MÜNCHEN.    Staatsministerin Melanie Huml hat die Entwicklungspolitik der Staatsregierung mit Schwerpunkt in Afrika dargestellt. Im Anschluss gab Ltd. Ministerialrätin Sibylle Lux vom Landtagsamt Auskunft über das Engagement des Bayerischen Landtags in der Entwicklungszusammenarbeit.

„Die Herausforderungen, die uns weltweit betreffen, wie der russische Krieg in der Ukraine, sind auch auf dem afrikanischen Kontinent spürbar. Wenn Getreide aus der Ukraine nicht die Häfen verlassen kann, dann trifft das auch die Versorgung in Afrika“, so Melanie Huml. Weltweit seien laut UN 345 Millionen Menschen von akutem Hunger betroffen, Anfang des Jahres seien es noch 282 Millionen gewesen. Zwar sei Entwicklungspolitik Aufgabe des Bundes, aber dennoch leiste der Freistaat einen freiwilligen Beitrag dazu. 2021 wurden trotz Corona-Pandemie 29 neue Projekte auf den Weg gebracht. Die bayerischen Mittel seien mit 12 Millionen Euro begrenzt, deshalb setze man Schwerpunkte.

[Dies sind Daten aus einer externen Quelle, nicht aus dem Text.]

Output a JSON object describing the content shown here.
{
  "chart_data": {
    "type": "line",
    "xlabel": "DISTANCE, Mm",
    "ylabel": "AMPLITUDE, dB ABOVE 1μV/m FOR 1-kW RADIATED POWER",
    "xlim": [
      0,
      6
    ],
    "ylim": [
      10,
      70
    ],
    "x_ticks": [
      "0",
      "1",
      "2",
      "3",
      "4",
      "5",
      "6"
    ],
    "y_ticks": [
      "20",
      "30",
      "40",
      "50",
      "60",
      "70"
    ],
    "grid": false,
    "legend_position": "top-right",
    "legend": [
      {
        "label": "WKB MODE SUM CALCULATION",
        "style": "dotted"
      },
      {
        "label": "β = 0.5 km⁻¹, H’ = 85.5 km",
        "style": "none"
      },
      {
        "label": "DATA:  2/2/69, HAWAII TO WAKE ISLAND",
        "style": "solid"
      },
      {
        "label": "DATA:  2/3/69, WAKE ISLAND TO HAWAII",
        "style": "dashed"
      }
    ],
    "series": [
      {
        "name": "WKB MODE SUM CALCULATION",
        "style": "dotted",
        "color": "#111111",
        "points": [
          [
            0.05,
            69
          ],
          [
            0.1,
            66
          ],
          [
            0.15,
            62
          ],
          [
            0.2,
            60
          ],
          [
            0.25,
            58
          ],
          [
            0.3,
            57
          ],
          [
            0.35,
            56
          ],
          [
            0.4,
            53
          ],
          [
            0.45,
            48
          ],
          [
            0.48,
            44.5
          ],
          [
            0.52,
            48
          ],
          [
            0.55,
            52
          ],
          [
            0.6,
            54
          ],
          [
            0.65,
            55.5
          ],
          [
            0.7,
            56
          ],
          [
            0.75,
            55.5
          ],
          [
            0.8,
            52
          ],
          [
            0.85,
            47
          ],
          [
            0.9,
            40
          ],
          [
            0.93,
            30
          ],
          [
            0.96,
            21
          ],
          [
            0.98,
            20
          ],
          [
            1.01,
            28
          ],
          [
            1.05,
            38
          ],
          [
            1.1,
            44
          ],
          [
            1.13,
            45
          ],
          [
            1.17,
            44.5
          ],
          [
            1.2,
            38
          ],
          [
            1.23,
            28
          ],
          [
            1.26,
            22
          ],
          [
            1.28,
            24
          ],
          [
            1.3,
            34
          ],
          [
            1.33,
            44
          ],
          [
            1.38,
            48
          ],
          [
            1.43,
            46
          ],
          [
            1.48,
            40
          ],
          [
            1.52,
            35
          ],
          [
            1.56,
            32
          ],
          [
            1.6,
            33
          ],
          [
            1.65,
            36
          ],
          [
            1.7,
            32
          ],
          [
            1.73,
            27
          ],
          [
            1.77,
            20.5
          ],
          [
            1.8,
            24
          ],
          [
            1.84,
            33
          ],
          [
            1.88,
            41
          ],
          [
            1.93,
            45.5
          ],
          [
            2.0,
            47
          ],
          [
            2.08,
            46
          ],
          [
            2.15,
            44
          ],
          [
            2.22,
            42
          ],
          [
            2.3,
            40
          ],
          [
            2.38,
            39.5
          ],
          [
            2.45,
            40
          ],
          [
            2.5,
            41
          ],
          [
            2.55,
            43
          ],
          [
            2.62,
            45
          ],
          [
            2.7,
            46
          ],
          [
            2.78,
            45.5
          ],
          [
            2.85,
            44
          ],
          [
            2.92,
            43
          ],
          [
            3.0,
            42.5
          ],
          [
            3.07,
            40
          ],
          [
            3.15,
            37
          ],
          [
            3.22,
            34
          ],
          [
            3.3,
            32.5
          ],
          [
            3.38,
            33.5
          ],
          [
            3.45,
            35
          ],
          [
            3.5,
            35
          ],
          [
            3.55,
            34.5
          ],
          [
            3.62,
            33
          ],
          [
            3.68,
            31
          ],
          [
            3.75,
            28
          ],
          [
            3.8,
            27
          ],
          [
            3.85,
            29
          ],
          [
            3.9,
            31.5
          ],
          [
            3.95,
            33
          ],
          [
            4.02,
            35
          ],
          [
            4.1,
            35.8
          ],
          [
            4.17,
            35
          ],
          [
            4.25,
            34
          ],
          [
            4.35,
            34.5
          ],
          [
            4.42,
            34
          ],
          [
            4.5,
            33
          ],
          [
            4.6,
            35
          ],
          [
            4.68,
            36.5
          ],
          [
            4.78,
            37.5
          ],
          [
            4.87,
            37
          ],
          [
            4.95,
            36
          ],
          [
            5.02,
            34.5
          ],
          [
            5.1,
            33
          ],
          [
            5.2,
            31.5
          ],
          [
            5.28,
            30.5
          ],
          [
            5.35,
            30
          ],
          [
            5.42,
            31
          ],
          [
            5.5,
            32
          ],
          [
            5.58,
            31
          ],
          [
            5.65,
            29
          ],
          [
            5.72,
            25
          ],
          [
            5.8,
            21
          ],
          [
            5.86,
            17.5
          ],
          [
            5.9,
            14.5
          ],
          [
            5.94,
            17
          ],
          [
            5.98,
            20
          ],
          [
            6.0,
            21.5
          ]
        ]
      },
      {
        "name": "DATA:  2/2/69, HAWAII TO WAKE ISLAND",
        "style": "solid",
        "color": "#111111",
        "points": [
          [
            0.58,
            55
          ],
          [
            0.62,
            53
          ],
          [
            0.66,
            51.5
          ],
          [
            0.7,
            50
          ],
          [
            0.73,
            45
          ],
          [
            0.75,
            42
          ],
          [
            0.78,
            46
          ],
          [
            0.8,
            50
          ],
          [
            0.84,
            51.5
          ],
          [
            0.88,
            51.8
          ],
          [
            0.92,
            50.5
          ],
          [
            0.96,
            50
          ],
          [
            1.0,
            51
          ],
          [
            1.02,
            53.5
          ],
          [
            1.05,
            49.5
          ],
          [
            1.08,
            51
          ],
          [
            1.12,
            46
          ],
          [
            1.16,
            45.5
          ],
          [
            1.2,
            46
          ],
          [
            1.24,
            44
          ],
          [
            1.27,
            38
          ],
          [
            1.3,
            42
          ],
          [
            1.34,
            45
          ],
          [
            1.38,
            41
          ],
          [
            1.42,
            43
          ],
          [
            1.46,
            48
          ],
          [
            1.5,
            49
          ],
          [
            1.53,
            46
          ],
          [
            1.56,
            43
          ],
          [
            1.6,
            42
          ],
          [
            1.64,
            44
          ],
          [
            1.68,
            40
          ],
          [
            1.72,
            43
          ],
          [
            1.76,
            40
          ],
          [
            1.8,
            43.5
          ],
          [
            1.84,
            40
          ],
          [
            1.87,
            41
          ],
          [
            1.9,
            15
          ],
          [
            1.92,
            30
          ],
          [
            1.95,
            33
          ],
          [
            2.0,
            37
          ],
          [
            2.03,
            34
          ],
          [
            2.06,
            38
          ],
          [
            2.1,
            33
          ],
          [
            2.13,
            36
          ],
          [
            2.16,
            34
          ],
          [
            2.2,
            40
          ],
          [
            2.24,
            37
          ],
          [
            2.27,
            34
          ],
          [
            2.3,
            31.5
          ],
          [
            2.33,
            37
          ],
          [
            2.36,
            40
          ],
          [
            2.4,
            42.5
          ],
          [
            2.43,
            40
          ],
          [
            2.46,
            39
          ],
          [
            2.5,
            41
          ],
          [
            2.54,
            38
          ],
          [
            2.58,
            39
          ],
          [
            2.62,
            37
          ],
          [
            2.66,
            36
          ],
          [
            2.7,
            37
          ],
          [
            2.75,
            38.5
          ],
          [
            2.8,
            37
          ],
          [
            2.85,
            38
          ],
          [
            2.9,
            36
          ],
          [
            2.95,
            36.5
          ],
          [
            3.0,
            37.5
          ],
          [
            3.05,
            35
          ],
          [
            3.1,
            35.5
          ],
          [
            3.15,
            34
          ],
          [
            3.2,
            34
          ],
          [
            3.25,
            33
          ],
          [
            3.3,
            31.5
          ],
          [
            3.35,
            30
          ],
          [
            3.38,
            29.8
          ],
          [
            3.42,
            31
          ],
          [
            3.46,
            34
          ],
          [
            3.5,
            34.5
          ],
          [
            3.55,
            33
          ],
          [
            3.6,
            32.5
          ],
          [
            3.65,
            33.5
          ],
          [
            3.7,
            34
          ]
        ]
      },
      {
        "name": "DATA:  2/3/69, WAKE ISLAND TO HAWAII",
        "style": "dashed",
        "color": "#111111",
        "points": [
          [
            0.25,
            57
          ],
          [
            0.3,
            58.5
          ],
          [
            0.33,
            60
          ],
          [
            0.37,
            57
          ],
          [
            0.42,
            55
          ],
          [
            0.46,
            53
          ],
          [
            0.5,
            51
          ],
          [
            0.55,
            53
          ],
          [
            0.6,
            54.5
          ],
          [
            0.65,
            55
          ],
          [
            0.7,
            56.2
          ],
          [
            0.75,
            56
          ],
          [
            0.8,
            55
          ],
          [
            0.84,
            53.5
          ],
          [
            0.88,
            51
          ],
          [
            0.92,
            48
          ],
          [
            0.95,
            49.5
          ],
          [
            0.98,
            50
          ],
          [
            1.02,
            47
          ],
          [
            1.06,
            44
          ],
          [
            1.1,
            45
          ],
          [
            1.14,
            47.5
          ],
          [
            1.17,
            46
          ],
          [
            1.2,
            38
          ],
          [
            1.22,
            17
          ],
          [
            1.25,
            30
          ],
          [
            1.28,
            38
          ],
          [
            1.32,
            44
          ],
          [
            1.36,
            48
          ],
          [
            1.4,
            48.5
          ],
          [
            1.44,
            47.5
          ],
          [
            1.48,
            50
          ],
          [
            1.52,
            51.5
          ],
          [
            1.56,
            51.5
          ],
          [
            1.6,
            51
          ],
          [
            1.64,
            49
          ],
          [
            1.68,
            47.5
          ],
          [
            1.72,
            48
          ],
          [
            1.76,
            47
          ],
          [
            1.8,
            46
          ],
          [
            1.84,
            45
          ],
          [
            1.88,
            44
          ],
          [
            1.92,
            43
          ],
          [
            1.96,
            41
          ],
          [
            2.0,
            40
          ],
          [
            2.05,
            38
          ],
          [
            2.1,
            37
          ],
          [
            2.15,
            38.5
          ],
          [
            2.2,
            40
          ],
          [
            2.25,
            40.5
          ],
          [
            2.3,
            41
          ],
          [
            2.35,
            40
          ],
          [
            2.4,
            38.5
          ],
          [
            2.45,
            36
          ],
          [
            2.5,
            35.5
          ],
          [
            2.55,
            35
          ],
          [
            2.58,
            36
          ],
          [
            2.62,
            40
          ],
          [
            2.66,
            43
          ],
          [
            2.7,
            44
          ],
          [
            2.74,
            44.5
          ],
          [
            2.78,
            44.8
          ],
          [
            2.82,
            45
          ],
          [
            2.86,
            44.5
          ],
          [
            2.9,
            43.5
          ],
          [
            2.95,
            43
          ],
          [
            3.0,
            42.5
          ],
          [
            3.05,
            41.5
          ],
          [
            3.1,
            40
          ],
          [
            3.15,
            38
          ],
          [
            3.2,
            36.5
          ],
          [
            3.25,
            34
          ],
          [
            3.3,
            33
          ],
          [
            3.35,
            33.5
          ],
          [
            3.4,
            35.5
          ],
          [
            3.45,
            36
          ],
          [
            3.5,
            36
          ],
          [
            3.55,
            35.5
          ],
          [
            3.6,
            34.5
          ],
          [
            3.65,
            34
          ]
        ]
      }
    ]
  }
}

Nach Reisebeschränkungen aufgrund der Corona-Pandemie in den letzten Jahren konnte sich die Ministerin heuer wieder persönlich in den Partnerländern informieren. Bei Gesprächen mit Politikern vor Ort habe sich gezeigt, dass es etwa in Südafrika durch eine Zusammenarbeit mit der Polizei gelungen sei, die Mordrate in einigen Townships merklich zu senken. „Da konnten wir im wahrsten Sinne des Wortes Leben retten“, betonte die Ministerin. Zudem gab es Projekte zur beruflichen Bildung und für die Begleitung werdender Mütter - weitere seien geplant. In Tunesien habe man Projekte im Bereich der Energiewende angestoßen. Neben viel Wind am Meer biete Tunesien auch viel Sonne sowie Gasleitungen nach Italien. Eine Studie prüfe, ob diese Leitungen auch für grünen Wasserstoff genutzt werden könnten. Im Senegal gehe es unter anderem um die Ernährungssicherheit. Wie bei den Maschinenringen, die in Dörfern gemeinsam Maschinen anschaffen und nutzen. „Das ist Hilfe zur Selbsthilfe, um autark bei der Ernährung zu werden, teilweise auch in die Veredelung zu gehen“, berichtete die Ministerin. Ziel sei zudem, dass die Maschinen auch im Senegal produziert würden, zum Verkauf und damit Ersatzteile verfügbar seien. Das vierte Partnerland Äthiopien mit dem bayerischen Afrikabüro in Addis Abeba, Sitz der Afrikanischen Union, war aufgrund eines Bürgerkrieges im Norden nicht im aktuellen Fokus. Auch panafrikanische Projekte wie die digitale Bildung wurden gefördert.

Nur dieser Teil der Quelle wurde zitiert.